Potevamo vivere l’esperienza Monti in modo diverso? Penso di Si (e l’ho detto a suo tempo).Dovevamo essere coerenti fino in fondo con la scelta di guardare agli interessi del paese, quella scelta che ci ha portato responsabilmente a sostenere la formazione del governo tecnico nei mesi del massimo pericolo per l’economia, la democrazia e la dignità nazionale verso l’Europa. Dopo alcuni mesi però, era chiaro che al rigore sarebbe subentrata la recessione, e per di più il voto amministrativo di primavera ci segnalava che il paese chiedeva uno sbocco politico a sinistra della situazione, noi avremmo dovuto chiedere il cambiamento del quadro politico per realizzare politiche antirecessive. Il nostro senso di lealtà verso Monti ha prevalso. A dire il vero, per quel che conosco, neppure il Colle ha avvertito l’urgenza di  modificare il quadro politico. E siamo arrivati all’assurdo che Berlusconi ha tentato di cavalcare il malessere sociale facendo cadere il governo tecnico.
Dopo il voto, ora, rimane aperta per intero la questione di ricostruire una nuova fiducia degli italiani verso la capacità del PD, della politica e delle sue istituzioni di far uscire l’Italia della crisi morale e sociale.

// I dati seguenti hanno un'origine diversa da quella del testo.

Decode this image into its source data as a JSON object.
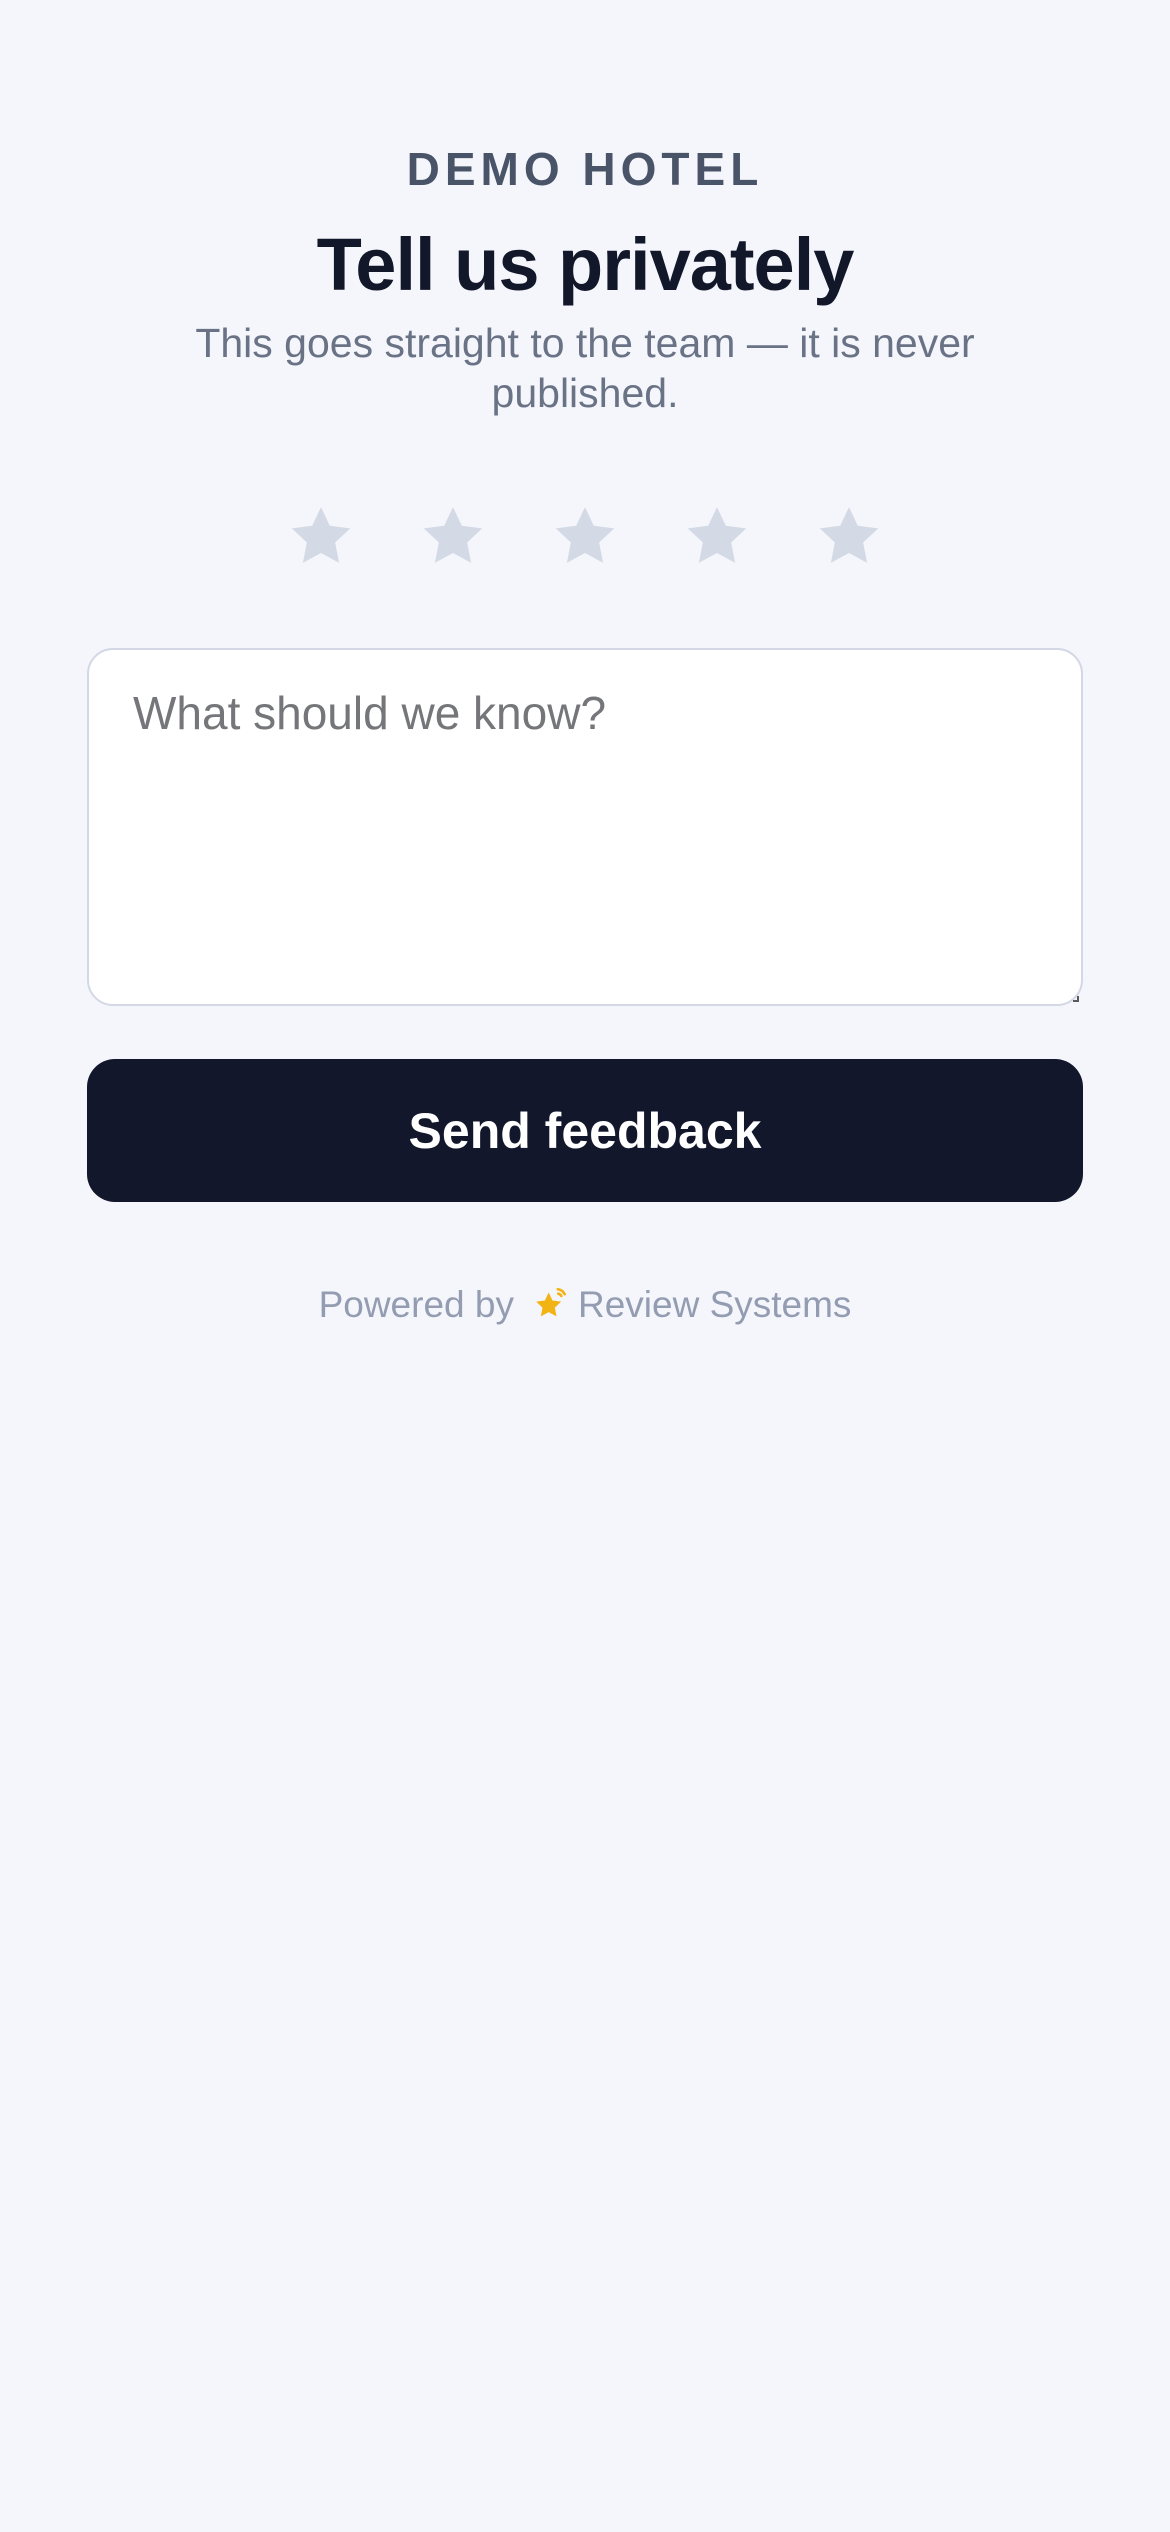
{
  "header": {
    "hotel_name": "DEMO HOTEL",
    "title": "Tell us privately",
    "subtitle": "This goes straight to the team — it is never published."
  },
  "rating": {
    "max_stars": 5,
    "selected": 0,
    "star_icon": "star-icon",
    "empty_color": "#d3d9e5"
  },
  "feedback": {
    "value": "",
    "placeholder": "What should we know?"
  },
  "submit": {
    "label": "Send feedback",
    "background": "#12172b"
  },
  "footer": {
    "powered_prefix": "Powered by",
    "brand_name": "Review Systems",
    "brand_icon": "review-systems-logo-icon",
    "brand_icon_color": "#f2b415"
  }
}
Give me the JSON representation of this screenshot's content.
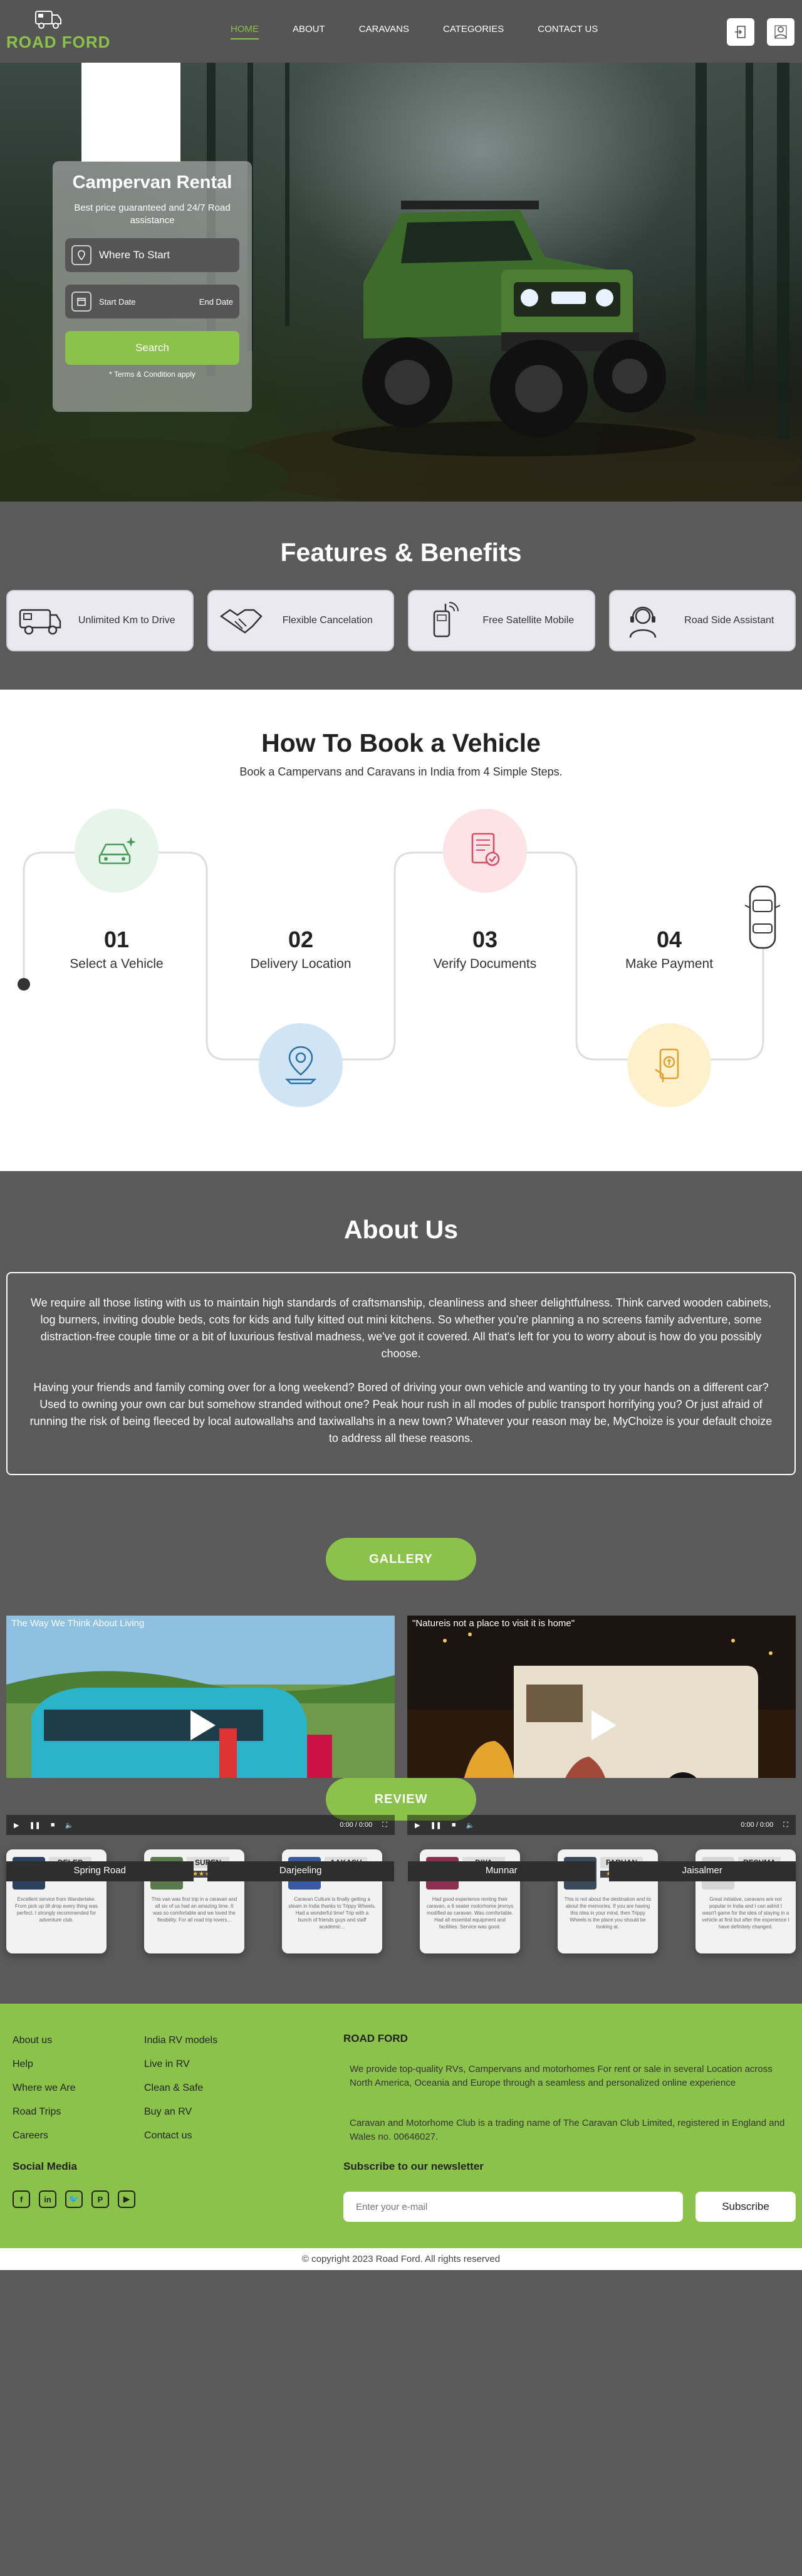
{
  "nav": {
    "brand": "ROAD FORD",
    "items": [
      "HOME",
      "ABOUT",
      "CARAVANS",
      "CATEGORIES",
      "CONTACT US"
    ],
    "active": "HOME",
    "icons": [
      "login-icon",
      "user-icon"
    ]
  },
  "hero": {
    "title": "Campervan Rental",
    "subtitle": "Best price guaranteed and 24/7 Road assistance",
    "where_placeholder": "Where To Start",
    "start_date": "Start Date",
    "end_date": "End Date",
    "search_label": "Search",
    "terms": "* Terms & Condition apply"
  },
  "features": {
    "title": "Features & Benefits",
    "items": [
      {
        "label": "Unlimited Km to Drive",
        "icon": "van-icon"
      },
      {
        "label": "Flexible Cancelation",
        "icon": "handshake-icon"
      },
      {
        "label": "Free Satellite Mobile",
        "icon": "satellite-phone-icon"
      },
      {
        "label": "Road Side Assistant",
        "icon": "headset-icon"
      }
    ]
  },
  "howto": {
    "title": "How To Book a Vehicle",
    "subtitle": "Book a Campervans and Caravans in India from 4 Simple Steps.",
    "steps": [
      {
        "num": "01",
        "label": "Select a Vehicle",
        "icon": "car-select-icon",
        "color": "#e6f5e9"
      },
      {
        "num": "02",
        "label": "Delivery Location",
        "icon": "location-pin-icon",
        "color": "#cfe5f5"
      },
      {
        "num": "03",
        "label": "Verify Documents",
        "icon": "document-check-icon",
        "color": "#fde2e6"
      },
      {
        "num": "04",
        "label": "Make Payment",
        "icon": "payment-icon",
        "color": "#fdf1cc"
      }
    ]
  },
  "about": {
    "title": "About Us",
    "p1": "We require all those listing with us to maintain high standards of craftsmanship, cleanliness and sheer delightfulness. Think carved wooden cabinets, log burners, inviting double beds, cots for kids and fully kitted out mini kitchens. So whether you're planning a no screens family adventure, some distraction-free couple time or a bit of luxurious festival madness, we've got it covered. All that's left for you to worry about is how do you possibly choose.",
    "p2": "Having your friends and family coming over for a long weekend? Bored of driving your own vehicle and wanting to try your hands on a different car? Used to owning your own car but somehow stranded without one? Peak hour rush in all modes of public transport horrifying you? Or just afraid of running the risk of being fleeced by local autowallahs and taxiwallahs in a new town? Whatever your reason may be, MyChoize is your default choize to address all these reasons.",
    "gallery_label": "GALLERY"
  },
  "videos": [
    {
      "title": "The Way We Think About Living",
      "time": "0:00 / 0:00"
    },
    {
      "title": "\"Natureis not a place to visit it is home\"",
      "time": "0:00 / 0:00"
    }
  ],
  "gallery": [
    {
      "title": "Spring Road"
    },
    {
      "title": "Darjeeling"
    },
    {
      "title": "Munnar"
    },
    {
      "title": "Jaisalmer"
    }
  ],
  "review": {
    "label": "REVIEW",
    "items": [
      {
        "name": "DELEP",
        "stars": "★★★★★",
        "text": "Excellent service from Wanderlake. From pick up till drop every thing was perfect. I strongly recommended for adventure club."
      },
      {
        "name": "SUREN",
        "stars": "★★★★★",
        "text": "This van was first trip in a caravan and all six of us had an amazing time. It was so comfortable and we loved the flexibility. For all road trip lovers..."
      },
      {
        "name": "AAKASH",
        "stars": "★★★★★",
        "text": "Caravan Culture is finally getting a steam in India thanks to Trippy Wheels. Had a wonderful time! Trip with a bunch of friends guys and staff academic..."
      },
      {
        "name": "DIYA",
        "stars": "★★★★★",
        "text": "Had good experience renting their caravan, a 6 seater motorhome jimmys modified as caravan. Was comfortable. Had all essential equipment and facilities. Service was good."
      },
      {
        "name": "FARHAN",
        "stars": "★★★★★",
        "text": "This is not about the destination and its about the memories. If you are having this idea in your mind, then Trippy Wheels is the place you should be looking at."
      },
      {
        "name": "RESHMA",
        "stars": "★★★★★",
        "text": "Great initiative, caravans are not popular in India and I can admit I wasn't game for the idea of staying in a vehicle at first but after the experience I have definitely changed."
      }
    ]
  },
  "footer": {
    "col1": [
      "About us",
      "Help",
      "Where we Are",
      "Road Trips",
      "Careers"
    ],
    "col2": [
      "India RV models",
      "Live in RV",
      "Clean & Safe",
      "Buy an RV",
      "Contact us"
    ],
    "brand": "ROAD FORD",
    "desc1": "We provide top-quality RVs, Campervans and motorhomes For rent or sale in several Location across North America, Oceania and Europe through a seamless and personalized online experience",
    "desc2": "Caravan and Motorhome Club is a trading name of The Caravan Club Limited, registered in England and Wales no. 00646027.",
    "social_title": "Social Media",
    "social": [
      "facebook-icon",
      "linkedin-icon",
      "twitter-icon",
      "pinterest-icon",
      "youtube-icon"
    ],
    "newsletter_title": "Subscribe to our newsletter",
    "email_placeholder": "Enter your e-mail",
    "subscribe_label": "Subscribe",
    "copyright": "© copyright 2023 Road Ford. All rights reserved"
  },
  "colors": {
    "accent": "#8bc34a",
    "dark": "#5a5a5a"
  }
}
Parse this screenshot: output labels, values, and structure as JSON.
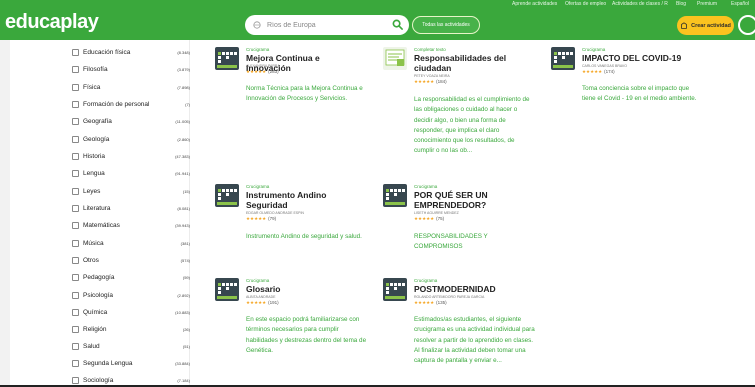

Il valore della scelta di Bersani per  avviare il cambiamento

 
La scelta di Bersani di assumere la responsabilità di andare in Parlamento e tentare di guidare il paese su provvedimenti chiari e precisi mi pare sacrosanta. I punti sono precisi e di assoluto cambiamento come la legge elettorale, la legge sul conflitto d’interesse, la riduzione dei parlamentari e dei loro stipendi, una legge sui partiti, e nel contempo provvedimenti sugli esodati e le pensioni, la copertura della cassa integrazione, l’eliminazione dell’IMU per i più disagiati, i finanziamenti ai comuni per pagare le imprese e creare lavoro (l’efficienza energetica, ristrutturazioni, difesa del suolo), la salvaguardia dello stato sociale: scuola e sanità.

La pesante crisi democratica non ammette nessuna confusione e politicismi come sarebbe un governissimo che viene riproposto dagli ambienti moderati. Non solo al M5S il PD pone il problema di stare al merito delle soluzioni ma analoga questione viene posta a quelle potenti forze che con i loro organi d’informazione si sono battute per contenere il PD e per costringerlo a continuare in modo subalterno con la “starna maggioranza”. Come risponderanno alla chiamata di responsabilità si vedrà in Parlamento, nel frattempo noi, il PD, dobbiamo velocemente aprire una grande discussione, trasformarsi nel partito del noi, popolare, non personalistico e non elettoralistico, mobilitare e unire le grandi energie democratiche e dei lavori perché le riforme che cambiano non si fanno dall’alto e con precari rapporti di forza.